Таково было первое впечатление непредвзятого наблюдателя от Четверти сотни и Четырежды десяти, притом что последнее по общепринятым у себя на планете канонам одарено было даже на редкость привлекательной наружностью. Их организмы с точки зрения приспособляемости были чрезвычайно рациональны — обитатели системы Альфа Дракона давно уже преодолели неизбежную силу притяжения, а потому и не нуждались в конечностях. Что же касается бахромы ног, то это был не более как совершенный рецептор колебаний электростатического поля, индуцируемого взмахами сине-фиолетовых бичей. Клубящаяся внутри тела дымка была, как можно догадаться, органом мышления — невыразимо сложным соединением паракристаллической материи, способным включать в цепь информации отдельные молекулы, а следовательно, и неохватный объем кратковременной и долговременной памяти.

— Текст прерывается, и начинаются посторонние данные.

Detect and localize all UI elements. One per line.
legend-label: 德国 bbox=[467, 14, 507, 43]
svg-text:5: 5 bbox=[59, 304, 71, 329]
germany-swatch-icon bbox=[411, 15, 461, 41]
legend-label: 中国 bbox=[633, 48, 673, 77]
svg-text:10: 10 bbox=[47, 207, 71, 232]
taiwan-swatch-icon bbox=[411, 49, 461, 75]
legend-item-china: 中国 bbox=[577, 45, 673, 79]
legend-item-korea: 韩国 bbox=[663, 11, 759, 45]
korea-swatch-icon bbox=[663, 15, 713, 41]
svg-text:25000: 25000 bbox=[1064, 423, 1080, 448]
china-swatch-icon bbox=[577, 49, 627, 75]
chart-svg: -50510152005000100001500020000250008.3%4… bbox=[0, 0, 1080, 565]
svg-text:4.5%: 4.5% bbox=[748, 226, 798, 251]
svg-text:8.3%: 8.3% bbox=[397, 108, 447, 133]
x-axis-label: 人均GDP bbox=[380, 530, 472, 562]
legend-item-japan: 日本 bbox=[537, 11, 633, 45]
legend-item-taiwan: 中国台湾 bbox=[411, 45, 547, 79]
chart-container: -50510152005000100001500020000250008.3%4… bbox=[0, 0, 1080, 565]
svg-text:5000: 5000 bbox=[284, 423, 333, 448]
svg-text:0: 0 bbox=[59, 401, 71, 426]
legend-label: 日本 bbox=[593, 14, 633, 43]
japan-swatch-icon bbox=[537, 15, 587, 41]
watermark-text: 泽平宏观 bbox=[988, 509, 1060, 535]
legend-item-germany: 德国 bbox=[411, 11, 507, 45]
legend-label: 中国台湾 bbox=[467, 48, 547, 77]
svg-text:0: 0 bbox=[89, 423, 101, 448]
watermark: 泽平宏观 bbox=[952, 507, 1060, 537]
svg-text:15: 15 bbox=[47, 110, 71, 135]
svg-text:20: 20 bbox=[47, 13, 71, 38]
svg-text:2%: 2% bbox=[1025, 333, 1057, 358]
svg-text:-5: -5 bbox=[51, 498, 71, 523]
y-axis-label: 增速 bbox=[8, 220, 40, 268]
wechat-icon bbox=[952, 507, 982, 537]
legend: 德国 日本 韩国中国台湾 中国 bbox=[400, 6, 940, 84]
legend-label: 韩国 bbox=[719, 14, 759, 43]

Стражник еще разок украдкой глянул из-под руки — Четверть сотни теперь едва не касалось его своим телом — и снова потерял сознание. Черно-фиолетовые стеклянные пауки бесшумно скользили по всем коридорам и залам королевской части Пражского града, строго следя за тем, чтоб электрический заряд не ранил ни единого смешного углеродного двуножку. И без того уже взаимными стараниями дезинтегрировало их сегодня более чем достаточно.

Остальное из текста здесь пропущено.